The effect of CO2 loading on alkanolamine absorbents in aqueous solutions

Abstract

Post-combustion carbon capture by amine scrubbing is the most frequently used process to remove CO₂ from pulverized coal-fired power plants and also biogas flue gas streams. The quest for novel absorbents for CO₂ capture with improved properties requires insight into the properties of the CO₂-loaded mixed solutions. A comparative molecular dynamics study of the product state solutions, with chemically-bound CO₂ of standard monoethanolamine (MEA) and the new alternative 4-diethylamino-2-butanol (DEAB) at various CO₂-loadings yields solvent properties in good agreement with experimental data. The concentration of all post-reaction species in solution was based on experimental equilibria distributions. The data generated provide detailed insight into the properties of reactive mixed alkanolamine solutions. The liquid structure of aqueous MEA solutions undergoes only minor changes when absorbing CO₂. The diffusion coefficients of all molecular species, however, decrease significantly with increasing CO₂-loadings.

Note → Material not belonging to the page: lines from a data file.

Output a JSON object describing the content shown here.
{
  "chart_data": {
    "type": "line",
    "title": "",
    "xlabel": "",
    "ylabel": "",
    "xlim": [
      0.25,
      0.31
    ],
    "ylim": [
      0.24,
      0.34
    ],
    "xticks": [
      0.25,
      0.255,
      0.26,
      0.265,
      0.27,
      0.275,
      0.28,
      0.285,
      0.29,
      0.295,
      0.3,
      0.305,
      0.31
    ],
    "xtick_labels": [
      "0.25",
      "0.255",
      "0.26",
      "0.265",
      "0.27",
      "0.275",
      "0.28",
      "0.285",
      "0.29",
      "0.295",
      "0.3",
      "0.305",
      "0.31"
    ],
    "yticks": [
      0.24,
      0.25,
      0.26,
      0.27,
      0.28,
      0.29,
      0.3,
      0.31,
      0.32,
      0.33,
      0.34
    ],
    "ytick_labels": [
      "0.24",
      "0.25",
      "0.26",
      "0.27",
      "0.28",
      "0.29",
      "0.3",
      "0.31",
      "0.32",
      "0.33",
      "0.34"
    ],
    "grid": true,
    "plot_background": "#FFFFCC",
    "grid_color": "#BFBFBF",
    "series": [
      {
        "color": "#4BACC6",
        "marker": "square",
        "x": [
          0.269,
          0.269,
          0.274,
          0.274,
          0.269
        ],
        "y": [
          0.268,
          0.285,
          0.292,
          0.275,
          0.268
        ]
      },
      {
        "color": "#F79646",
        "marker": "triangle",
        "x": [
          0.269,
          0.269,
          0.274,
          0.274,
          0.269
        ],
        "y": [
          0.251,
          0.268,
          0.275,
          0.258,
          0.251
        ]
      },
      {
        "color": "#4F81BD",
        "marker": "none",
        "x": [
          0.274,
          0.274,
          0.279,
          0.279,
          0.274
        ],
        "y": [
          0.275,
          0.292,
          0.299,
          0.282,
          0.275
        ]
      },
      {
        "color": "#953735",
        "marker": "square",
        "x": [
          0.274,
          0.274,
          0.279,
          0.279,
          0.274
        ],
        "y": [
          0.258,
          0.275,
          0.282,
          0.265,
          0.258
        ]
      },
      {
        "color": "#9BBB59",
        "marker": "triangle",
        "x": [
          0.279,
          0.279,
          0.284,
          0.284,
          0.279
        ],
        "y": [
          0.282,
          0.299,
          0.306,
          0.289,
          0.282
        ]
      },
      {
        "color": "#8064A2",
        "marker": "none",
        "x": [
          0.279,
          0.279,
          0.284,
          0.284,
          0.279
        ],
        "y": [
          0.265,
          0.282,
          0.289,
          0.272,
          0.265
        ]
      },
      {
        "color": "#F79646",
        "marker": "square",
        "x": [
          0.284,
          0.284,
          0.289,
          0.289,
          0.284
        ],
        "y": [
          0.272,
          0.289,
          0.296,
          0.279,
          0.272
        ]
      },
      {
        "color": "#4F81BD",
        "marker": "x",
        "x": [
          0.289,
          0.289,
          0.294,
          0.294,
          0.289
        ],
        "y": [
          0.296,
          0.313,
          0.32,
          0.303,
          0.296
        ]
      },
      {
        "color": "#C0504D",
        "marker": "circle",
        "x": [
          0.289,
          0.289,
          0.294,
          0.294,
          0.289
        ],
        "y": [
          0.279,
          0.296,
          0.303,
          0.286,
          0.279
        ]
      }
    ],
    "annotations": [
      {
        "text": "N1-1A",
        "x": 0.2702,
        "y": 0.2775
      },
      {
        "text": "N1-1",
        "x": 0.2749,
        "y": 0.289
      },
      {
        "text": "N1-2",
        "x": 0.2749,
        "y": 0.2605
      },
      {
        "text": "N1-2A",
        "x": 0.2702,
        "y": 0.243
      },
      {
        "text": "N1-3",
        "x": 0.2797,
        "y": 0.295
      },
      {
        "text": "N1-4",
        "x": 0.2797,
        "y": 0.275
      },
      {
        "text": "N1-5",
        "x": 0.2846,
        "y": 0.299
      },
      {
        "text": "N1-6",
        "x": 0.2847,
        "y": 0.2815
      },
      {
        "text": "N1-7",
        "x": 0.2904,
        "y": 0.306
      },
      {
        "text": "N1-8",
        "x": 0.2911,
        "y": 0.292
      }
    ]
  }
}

The large hydrophobic clusters formed in the reactant state by DEAB molecules in water prior to CO₂ binding significantly decrease in size and structure upon CO₂ absorption. The diffusion coefficients of all components decrease with increasing CO₂-loading, whereas the pre-reaction alkanolamine DEAB shows an increase in diffusion coefficient. This structural and kinetic information supports the molecular design and further development of novel compounds and provides data for a global process simulation and optimization.